Following setup will need to be done on local machine to run these projects:
-
Install Zookeeper - Visit zookeeper (For mac users, it's also available via brew)
-
Install Python - Visit Python. Python is required to run the storm daemon processes.
-
Install Kafka - Visit kafka (For mac users, it's also available via brew)
-
Install Storm - Visit storm setup (For mac users, it's also available via brew)
-
Install MongoDB - Visit mongodb (For mac users, it's also available via brew)
-
Zookeeper config - In zookeeper's conf/zoo.cfg, change the dataDir to a directory of your choice. Rest can be left as is (leave clientPort to be 2181).
-
Kafka config - In kafka's config/server.properties, keep broker_id=0, port=9092, log.dirs=directory of your choice, num.partitions=1 and zookeeper.connect=localhost:2181. Rest can be left as is.
-
Storm config - In storm's conf/storm.yaml, following configuration is required (port numbers can be of choice, though should be open for use - You may also refer https://github.com/apache/storm/blob/master/conf/defaults.yaml)

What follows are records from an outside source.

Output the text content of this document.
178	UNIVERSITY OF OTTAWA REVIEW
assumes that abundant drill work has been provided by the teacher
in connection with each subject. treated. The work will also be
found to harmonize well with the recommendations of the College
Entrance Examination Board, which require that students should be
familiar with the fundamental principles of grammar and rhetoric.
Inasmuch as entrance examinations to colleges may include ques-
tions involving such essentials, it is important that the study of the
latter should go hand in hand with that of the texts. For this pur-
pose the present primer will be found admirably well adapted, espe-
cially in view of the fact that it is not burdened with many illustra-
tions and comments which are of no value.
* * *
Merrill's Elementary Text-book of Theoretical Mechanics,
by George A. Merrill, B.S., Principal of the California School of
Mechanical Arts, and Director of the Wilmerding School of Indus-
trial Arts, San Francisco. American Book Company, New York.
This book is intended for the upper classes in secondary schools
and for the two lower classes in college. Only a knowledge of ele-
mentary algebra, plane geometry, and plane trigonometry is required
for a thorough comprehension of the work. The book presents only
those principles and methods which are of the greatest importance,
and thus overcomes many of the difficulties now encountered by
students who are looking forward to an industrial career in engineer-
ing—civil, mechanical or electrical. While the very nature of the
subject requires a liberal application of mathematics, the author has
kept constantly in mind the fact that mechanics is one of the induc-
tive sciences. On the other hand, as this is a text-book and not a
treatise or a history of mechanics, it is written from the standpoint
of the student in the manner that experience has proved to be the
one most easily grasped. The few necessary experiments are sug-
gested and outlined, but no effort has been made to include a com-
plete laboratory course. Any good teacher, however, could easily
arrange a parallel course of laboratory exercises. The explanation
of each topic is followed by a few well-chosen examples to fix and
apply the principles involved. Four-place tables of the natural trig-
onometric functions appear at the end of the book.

- storm.zookeeper.servers: "127.0.0.1"
- storm.zookeeper.port: 2181
- nimbus.host: "127.0.0.1"
- storm.local.dir: "directory of your choice"
- storm.messaging.transport: backtype.storm.messaging.netty.Context
- supervisor.slots.ports: 7400 7401 7402 7403
-
Storm lib add-ons - Following jars need to be in storm's classpath to run this topology (these can be copied from your maven repository to storm's lib directory - provided you've already done the mvn clean install for the topology and event producer programs):
storm-kafka-version-incubating.jar, commons-math3-version.jar, kafka_version.jar, scala-library-version.jar, mongo-java-driver-version.jar, metrics-core-version.jar
- MongoDB startup - Start Mongo DB instance from command line by running mongod. Then from another command-line instance, login to the database using Mongo shell by running mongo.
- MongoDB config - From Mongo shell, create the database storm-meetup with command use storm-meetup. The topology would log records to a collection conscompstats (you don't need to create it). Once the topology has finished processing all events (after all steps below), the collection can be queries by command db.conscompstats.count() or db.conscompstats.find().
- Zookeeper startup - From a command line, try starting zookeeper by running (Zookeeper home directory)/bin/zkStart.sh start. Check if it's running with a Java process name of QuorumPeerMain.
- Kafka startup - From a command line, try starting the Kafka instance by running (kafka home/directory)/bin/kafka-server-start.sh (kafka home directory)/config/server.properties. Check if it's running with a Java process name of kafka.
- Kafka topic creation - From a command line, create a topic by running (kafka home directory)/bin/kafka-topics.sh --zookeeper localhost:2181 --create --partitions 1 --replication-factor 1 --topic test-conscomp-event-topic. You can test if it's created by running (kafka home directory)/bin/kafka-topics.sh --zookeeper localhost:2181 --list.
- Event submission to Kafka - From your IDE in project kafkaeventproducer, run the main class EventSenderMain by passing arguments cons_comp_data.csv and test-conscomp-event-topic. It'll submit all records in the CSV file as events to kafka broker.
- Storm startup - From a command line, start the Nimbus master dameon by running (storm home directory)/bin/storm nimbus. Check if it's running with a Java process name of nimbus. Then from another command line instance, start the Supervisor slave dameon by running (storm home directory)/bin/storm supervisor. Check if it's running with a Java process name of supervisor. Then from another command line instance, start the Storm UI server by running (storm home directory)/bin/storm ui. Check if it's running with a Java process name of core.
- Storm topology submission - Once you've done mvn clean install and generated the project JAR, submit the topology from command line by running (storm home directory)/bin/storm jar (project directory)/target/singlenodestormtopology-0.0.1-SNAPSHOT.jar com.sapient.storm_meetup.singlenodestormtopology.ConsCompTopology cons-comp-topology. Check if any java processes with name worker have been started, which would mean that topology has started processing kafka events.
- Storm topology monitoring - In your browser, go to http//localhost:8080/index.html. It should show the topology, and different components in it. Now you can play around with it.